VUSR-Zukunftsforum: Was die Politik angehen muss

Marija Linnhoff, Chefin des Reisebüro-Verbands VUSR, steht mit einem Mikrofon in der Hand an einem Tisch in einem Konferenzraum und redet
Zufrieden mit der großen Resonanz und der aktiven Beteiligung der Reisebüros: VUSR-Chefin Marija Linnhoff. Foto: mg

Die Politik hat mit Blick auf den Tourismus „einiges zu tun in den nächsten Monaten“. Das war die zentrale Botschaft einer Keynote von Thorsten Schick, Fraktionsvorsitzender der CDU-Landtagsfraktion, während des heutigen „Zukunftsforums“ des Reisebüro-Verbands VUSR am Flughafen Düsseldorf.

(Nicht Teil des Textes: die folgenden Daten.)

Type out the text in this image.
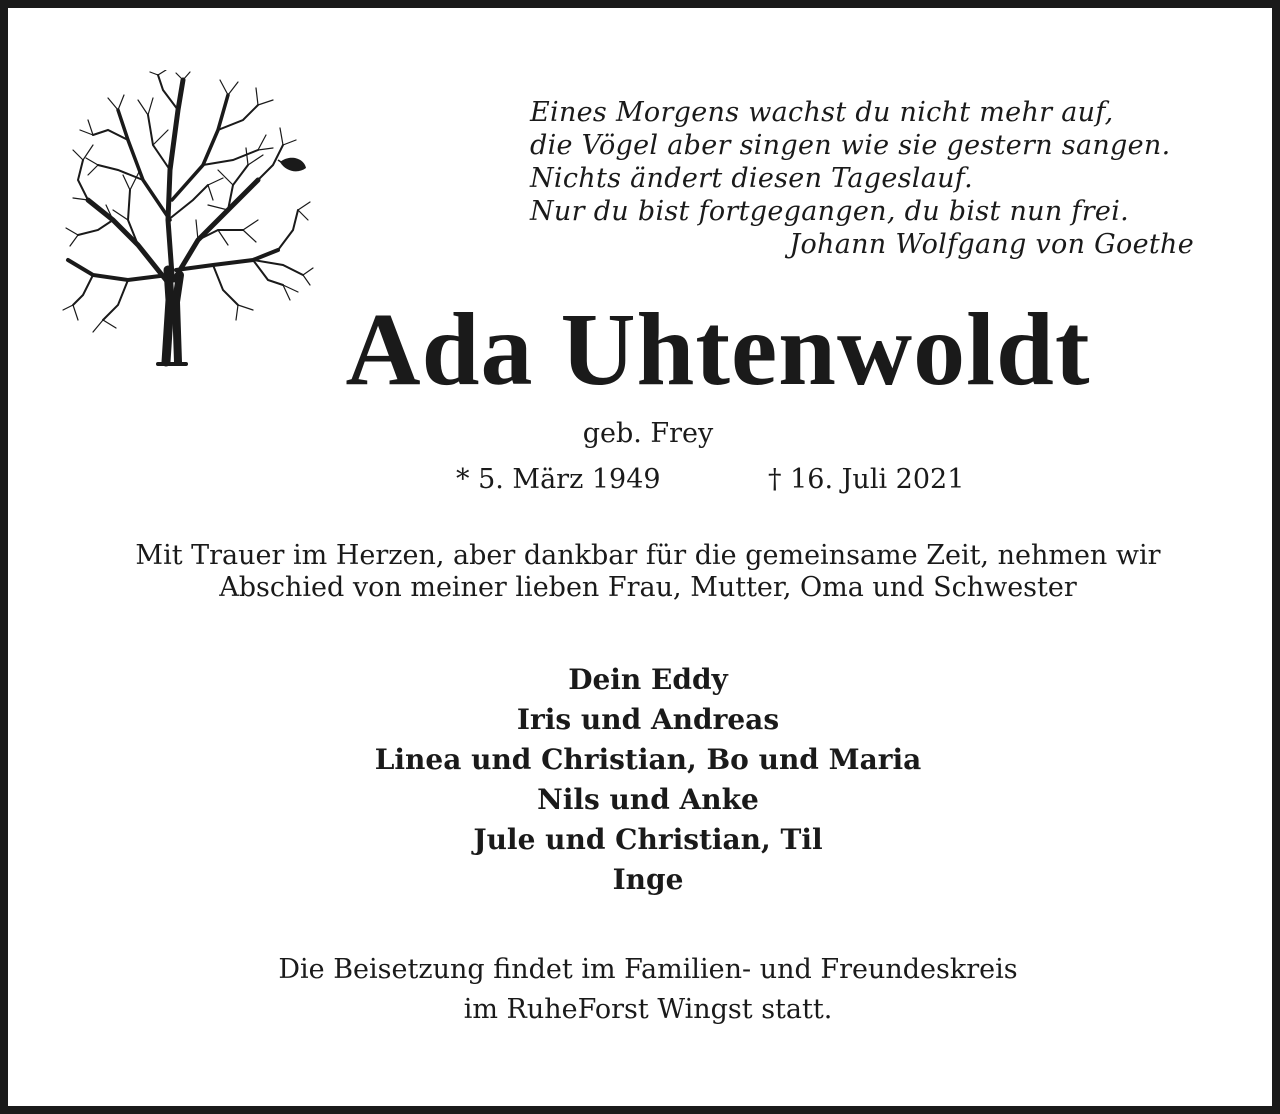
Eines Morgens wachst du nicht mehr auf,
die Vögel aber singen wie sie gestern sangen.
Nichts ändert diesen Tageslauf.
Nur du bist fortgegangen, du bist nun frei.
Johann Wolfgang von Goethe
Ada Uhtenwoldt
geb. Frey
* 5. März 1949	† 16. Juli 2021
Mit Trauer im Herzen, aber dankbar für die gemeinsame Zeit, nehmen wir
Abschied von meiner lieben Frau, Mutter, Oma und Schwester
Dein Eddy
Iris und Andreas
Linea und Christian, Bo und Maria
Nils und Anke
Jule und Christian, Til
Inge
Die Beisetzung findet im Familien- und Freundeskreis
im RuheForst Wingst statt.
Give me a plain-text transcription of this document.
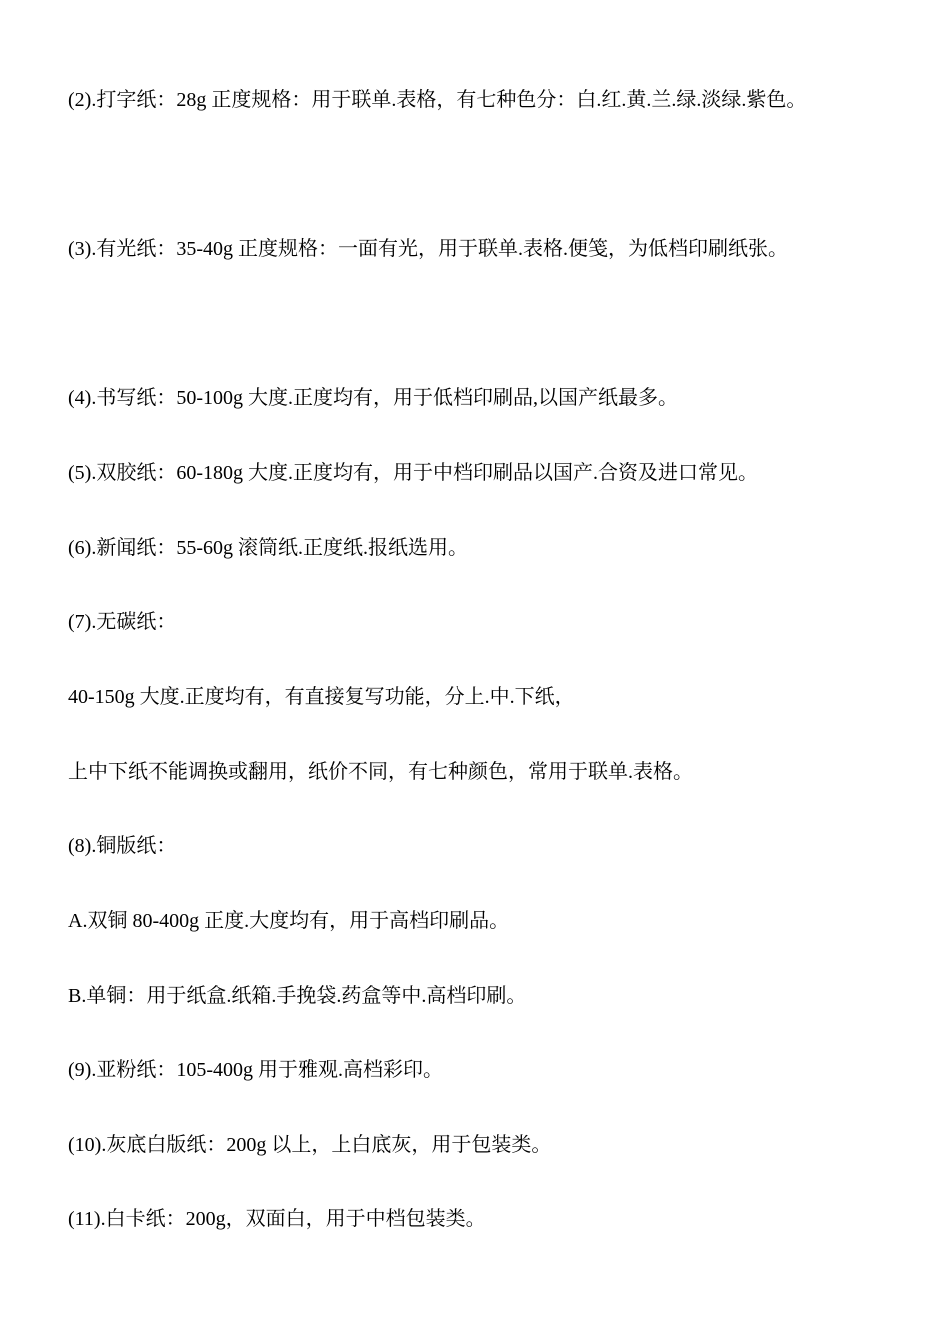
(2).打字纸：28g 正度规格：用于联单.表格，有七种色分：白.红.黄.兰.绿.淡绿.紫色。

(3).有光纸：35-40g 正度规格：一面有光，用于联单.表格.便笺，为低档印刷纸张。

(4).书写纸：50-100g 大度.正度均有，用于低档印刷品,以国产纸最多。

(5).双胶纸：60-180g 大度.正度均有，用于中档印刷品以国产.合资及进口常见。

(6).新闻纸：55-60g 滚筒纸.正度纸.报纸选用。

(7).无碳纸：

40-150g 大度.正度均有，有直接复写功能，分上.中.下纸，

上中下纸不能调换或翻用，纸价不同，有七种颜色，常用于联单.表格。

(8).铜版纸：

A.双铜 80-400g 正度.大度均有，用于高档印刷品。

B.单铜：用于纸盒.纸箱.手挽袋.药盒等中.高档印刷。

(9).亚粉纸：105-400g 用于雅观.高档彩印。

(10).灰底白版纸：200g 以上，上白底灰，用于包装类。

(11).白卡纸：200g，双面白，用于中档包装类。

Im Detail ging Thorsten Schick dabei auf die zunehmende Bürokratie für die Branche, die hohen Auflagen für den Flugsektor und die Belastungen durch den Deutschen Reisesicherungsfonds ein. Der müsse natürlich die Absicherung für die Kunden garantieren, müsse sich aber für die Veranstalter im Rahmen halten und bezahlbar bleiben. Von den am Event teilnehmenden Veranstaltern erhielt er dafür kräftigen Applaus und gleich einen Auftrag mit auf den Weg: „Die Halbierung der Ein-Prozent-Regelung ab Mai wäre schon mal ein erster Schritt“, so Alltours-Vertriebschef Georg Welbers.

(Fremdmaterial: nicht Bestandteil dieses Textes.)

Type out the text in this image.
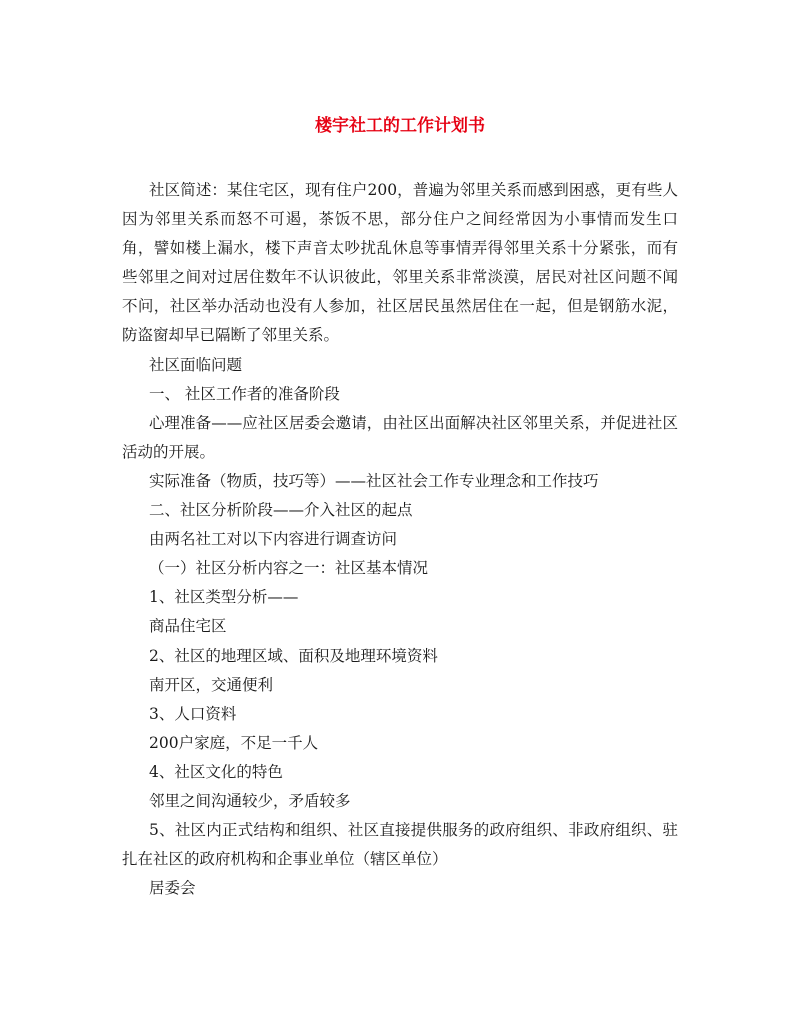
楼宇社工的工作计划书

社区简述：某住宅区，现有住户200，普遍为邻里关系而感到困惑，更有些人因为邻里关系而怒不可遏，茶饭不思，部分住户之间经常因为小事情而发生口角，譬如楼上漏水，楼下声音太吵扰乱休息等事情弄得邻里关系十分紧张，而有些邻里之间对过居住数年不认识彼此，邻里关系非常淡漠，居民对社区问题不闻不问，社区举办活动也没有人参加，社区居民虽然居住在一起，但是钢筋水泥，防盗窗却早已隔断了邻里关系。

社区面临问题

一、 社区工作者的准备阶段

心理准备——应社区居委会邀请，由社区出面解决社区邻里关系，并促进社区活动的开展。

实际准备（物质，技巧等）——社区社会工作专业理念和工作技巧

二、社区分析阶段——介入社区的起点

由两名社工对以下内容进行调查访问

（一）社区分析内容之一：社区基本情况

1、社区类型分析——

商品住宅区

2、社区的地理区域、面积及地理环境资料

南开区，交通便利

3、人口资料

200户家庭，不足一千人

4、社区文化的特色

邻里之间沟通较少，矛盾较多

5、社区内正式结构和组织、社区直接提供服务的政府组织、非政府组织、驻扎在社区的政府机构和企事业单位（辖区单位）

居委会
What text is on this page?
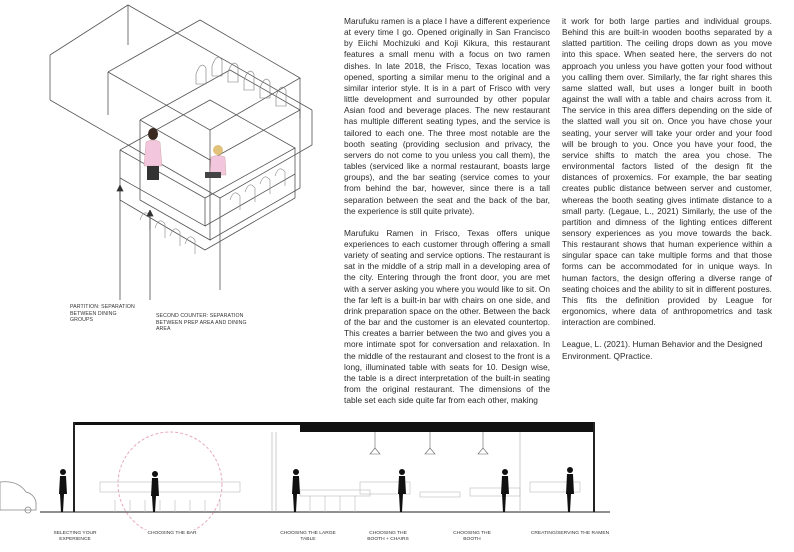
PARTITION: SEPARATION BETWEEN DINING GROUPS
SECOND COUNTER: SEPARATION BETWEEN PREP AREA AND DINING AREA

Marufuku ramen is a place I have a different experience at every time I go. Opened originally in San Francisco by Eiichi Mochizuki and Koji Kikura, this restaurant features a small menu with a focus on two ramen dishes. In late 2018, the Frisco, Texas location was opened, sporting a similar menu to the original and a similar interior style. It is in a part of Frisco with very little development and surrounded by other popular Asian food and beverage places. The new restaurant has multiple different seating types, and the service is tailored to each one. The three most notable are the booth seating (providing seclusion and privacy, the servers do not come to you unless you call them), the tables (serviced like a normal restaurant, boasts large groups), and the bar seating (service comes to your from behind the bar, however, since there is a tall separation between the seat and the back of the bar, the experience is still quite private).

Marufuku Ramen in Frisco, Texas offers unique experiences to each customer through offering a small variety of seating and service options. The restaurant is sat in the middle of a strip mall in a developing area of the city. Entering through the front door, you are met with a server asking you where you would like to sit. On the far left is a built-in bar with chairs on one side, and drink preparation space on the other. Between the back of the bar and the customer is an elevated countertop. This creates a barrier between the two and gives you a more intimate spot for conversation and relaxation. In the middle of the restaurant and closest to the front is a long, illuminated table with seats for 10. Design wise, the table is a direct interpretation of the built-in seating from the original restaurant. The dimensions of the table set each side quite far from each other, making

it work for both large parties and individual groups. Behind this are built-in wooden booths separated by a slatted partition. The ceiling drops down as you move into this space. When seated here, the servers do not approach you unless you have gotten your food without you calling them over. Similarly, the far right shares this same slatted wall, but uses a longer built in booth against the wall with a table and chairs across from it. The service in this area differs depending on the side of the slatted wall you sit on. Once you have chose your seating, your server will take your order and your food will be brough to you. Once you have your food, the service shifts to match the area you chose. The environmental factors listed of the design fit the distances of proxemics. For example, the bar seating creates public distance between server and customer, whereas the booth seating gives intimate distance to a small party. (Legaue, L., 2021) Similarly, the use of the partition and dimness of the lighting entices different sensory experiences as you move towards the back. This restaurant shows that human experience within a singular space can take multiple forms and that those forms can be accommodated for in unique ways. In human factors, the design offering a diverse range of seating choices and the ability to sit in different postures. This fits the definition provided by League for ergonomics, where data of anthropometrics and task interaction are combined.

League, L. (2021). Human Behavior and the Designed Environment. QPractice.

SELECTING YOUR EXPERIENCE
CHOOSING THE BAR	CHOOSING THE LARGE TABLE
CHOOSING THE BOOTH + CHAIRS
CHOOSING THE BOOTH
CREATING/SERVING THE RAMEN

„Reisebüros auch für Innenstädte wichtig“

Für die Zukunft der Reisebüros zeigte sich der Politiker sehr optimistisch. Die Expertise der Reisebüros werde weiterhin wichtig sein, zumal auch am Counter die Digitalisierung voranschreitet und „auf der Höhe der Zeit ist“.

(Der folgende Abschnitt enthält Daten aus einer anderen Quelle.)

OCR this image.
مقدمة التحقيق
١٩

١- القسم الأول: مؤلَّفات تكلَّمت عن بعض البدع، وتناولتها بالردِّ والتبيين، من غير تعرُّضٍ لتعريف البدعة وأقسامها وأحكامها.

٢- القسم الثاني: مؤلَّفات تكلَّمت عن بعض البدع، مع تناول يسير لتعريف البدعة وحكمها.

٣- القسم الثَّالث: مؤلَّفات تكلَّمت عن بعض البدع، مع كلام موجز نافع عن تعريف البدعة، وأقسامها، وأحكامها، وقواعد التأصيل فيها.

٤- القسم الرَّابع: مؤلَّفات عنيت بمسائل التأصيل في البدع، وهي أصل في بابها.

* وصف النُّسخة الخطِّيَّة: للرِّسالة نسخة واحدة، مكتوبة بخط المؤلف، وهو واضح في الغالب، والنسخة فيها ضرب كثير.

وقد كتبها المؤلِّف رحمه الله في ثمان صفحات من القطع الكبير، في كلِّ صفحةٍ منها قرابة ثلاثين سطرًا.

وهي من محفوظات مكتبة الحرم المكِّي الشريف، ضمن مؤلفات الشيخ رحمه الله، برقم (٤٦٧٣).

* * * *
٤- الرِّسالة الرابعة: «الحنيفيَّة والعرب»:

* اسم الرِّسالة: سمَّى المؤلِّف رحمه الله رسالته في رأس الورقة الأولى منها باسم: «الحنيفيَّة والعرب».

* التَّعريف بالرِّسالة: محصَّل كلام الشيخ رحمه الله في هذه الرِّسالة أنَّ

Gleichzeitig denkt Schick an die Rolle der Reisebüros für die Urbanität, vor allem in Fußgängerzonen großer Citys: „Reisebüros sind für Innenstädte ein unglaublicher Gewinn“, so Thorsten Schick. Auch deshalb müsse die Politik aktiv werden und den Tourismus, speziell den klassischen Vertrieb, unterstützen.

Schlussabrechnung: Kritik an rückwirkenden Änderungen

Verständnis zeigte Schick mit Blick auf Hinweise von Reisebüros, dass die aktuellen Prüfungen zur Überbrückungshilfe eine massive Herausforderung für die Branche darstelle. „Da sind wir wieder beim Thema Bürokratie. Im Fall der Schlussabrechnung hängen wir an den Bestimmungen des Bundes. Und das Finanzministerium hat die Zügel deutlich angezogen“. Das sei auch eine Art Reißleine gewesen, gestand Schick.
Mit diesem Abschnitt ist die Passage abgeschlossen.